For decades, smugglers have used the network of clandestine cross-border trails to move everything from contraband liquor and gasoline to weapons and cocaine. But since the border closed 10 months ago, the dirt footpaths have become an obligatory route for migrants — and at times, a terrifying gauntlet. They must navigate several miles of no-man's land where Venezuelan and Colombian gangs often prey on female migrants. The assaults occur on both sides of the border.
Sobbing as she tells her story, a 34-year-old Venezuelan woman at the shelter in Villa del Rosario recounts how she tried to take precautions before crossing the border in November. She had been traveling on her own but joined a group of other migrants at the border, thinking there would be safety in numbers.
The woman wanted to cross during the day, but the group decided to slip into Colombia at night to avoid detection by Colombian police. Once on the Colombian side, the group dispersed in a wilderness region, leaving the woman on her own.

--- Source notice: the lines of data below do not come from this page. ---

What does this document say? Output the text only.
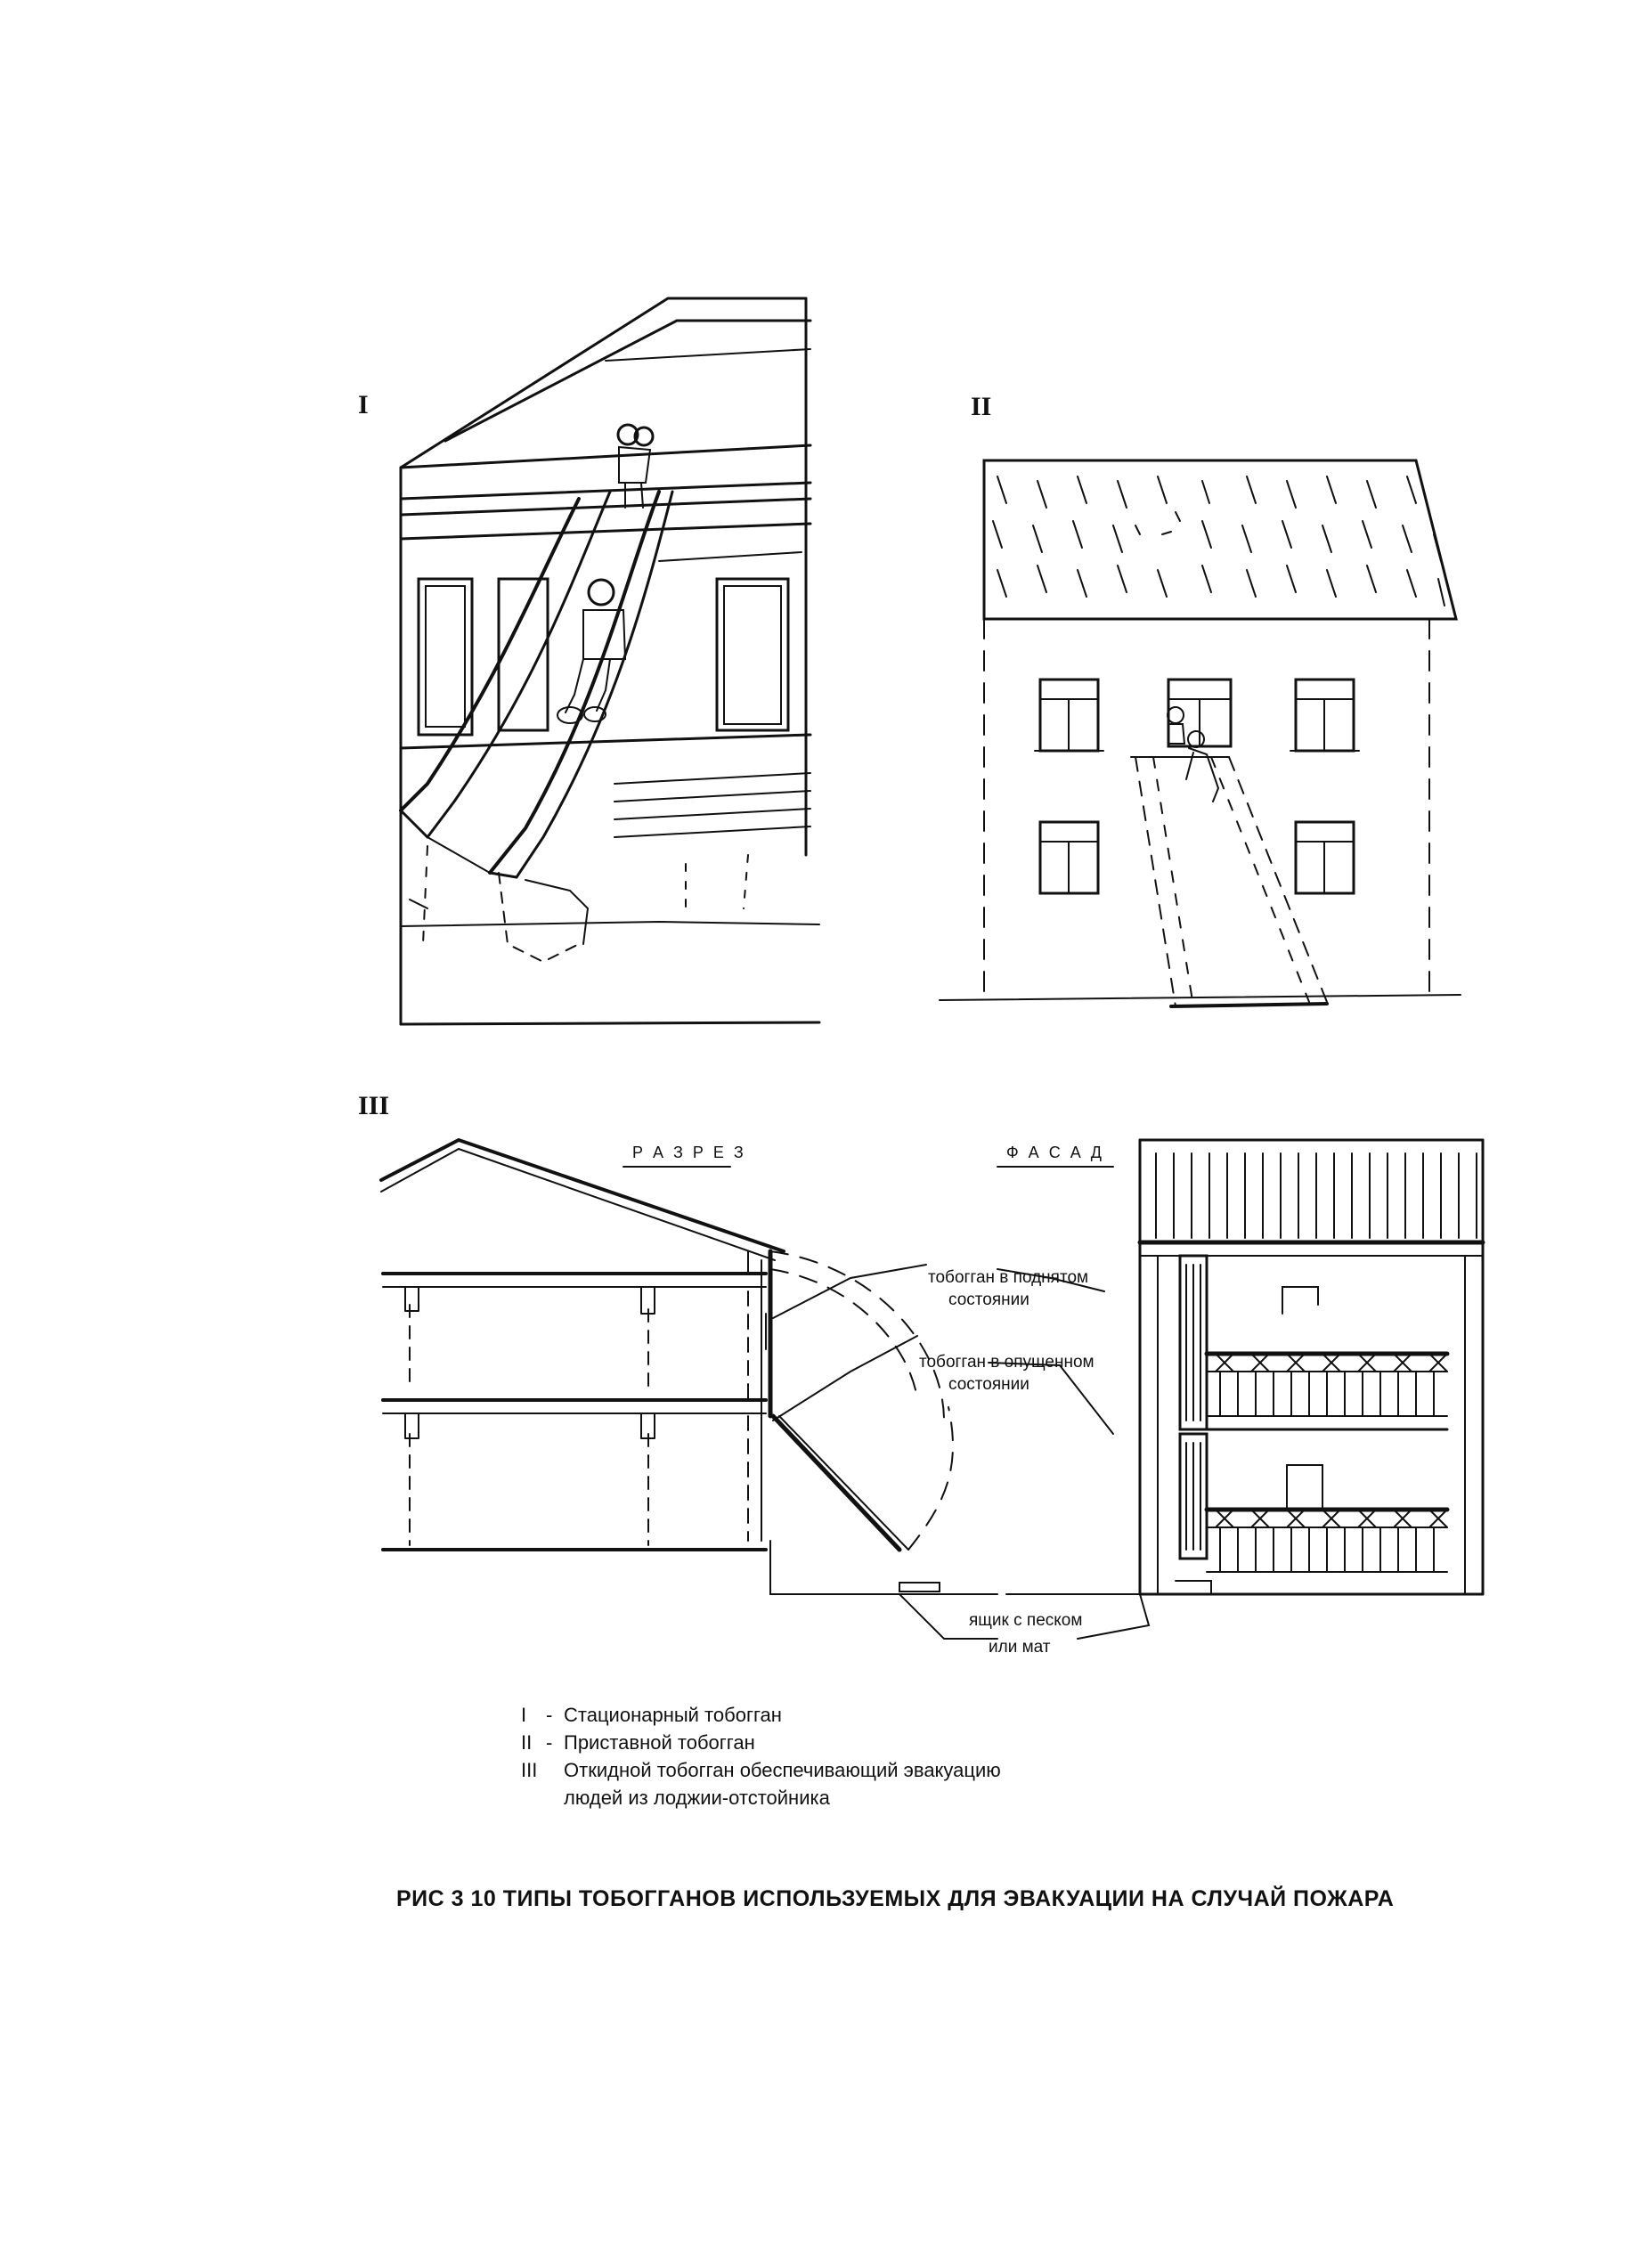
I	II
III
Р А З Р Е З	Ф А С А Д
тобогган в поднятом
состоянии
тобогган в опущенном
состоянии
ящик с песком
или мат
I - Стационарный тобогган
II - Приставной тобогган
III	Откидной тобогган обеспечивающий эвакуацию
людей из лоджии-отстойника
РИС 3 10 ТИПЫ ТОБОГГАНОВ ИСПОЛЬЗУЕМЫХ ДЛЯ ЭВАКУАЦИИ НА СЛУЧАЙ ПОЖАРА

Suddenly, she says, three men hauled her into the bushes and raped her. Then they stole her luggage.
"What little I had they took," says the woman, who did not want to be named for fear of retaliation by those who raped her. "Given all the things that have happened to me, I should have died of a heart attack."
Ana Teresa Castillo, a Colombian who runs the shelter (and is no relation to Alondra Castillo), says she is tending to many more rape victims now than before the pandemic began. She blames the closing of official border posts as well as the fact that gangs often block the smuggling trails during daylight hours, forcing migrants to cross at night, when they are far more vulnerable.
"All this has led to more violence," Castillo says. "But the police don't do anything."
Sometimes the gangs lure female migrants across the border with false promises of jobs in Colombia, says María Cecilia Ibáñez, a lawyer in Bogotá for the rights group Women's Link Worldwide.
"Migrant women and girls are in very vulnerable conditions and they will take anything that they are offered," she says. "And then when they get to Colombia, they find out that they are actually there as victims of human trafficking and they are informed that they are there to engage in prostitution."
Some end up working as prostitutes in the Colombian city of Pamplona, a two-hour drive from the border. David Bernal, the city's top human rights official, says Pamplona is full of prostitution rings that force Venezuelan women and girls into the sex trade.
On a recent afternoon, Bernal met with a handful of Venezuelan prostitutes to discuss the murder of one of their coworkers. A few days earlier, the naked and strangled body of 28-year-old María Pernia had been found in her apartment.
It was unclear whether Pernia, who arrived in the city three years ago from the Venezuelan city of Barinas, had been coerced into the sex trade. But her roommate, a Venezuelan prostitute who did not want to give her name for fear of retaliation from the killer or killers, said Pernia had no other way to feed her 2-year-old son.
Despite Bernal's urging, none of the women were willing to speak to Pamplona authorities about Pernia's death because they feared retaliation from whomever was behind the killing.
Silence also reigns at the shelter in Villa del Rosario, where neither of the two women most recently alleging rape have filed a criminal report. They have even refused to go to the hospital to treat their wounds. But Alondra Castillo knows she will have to get a checkup sooner or later.
"I'm not using birth control," she says, "and just imagine if I'm pregnant."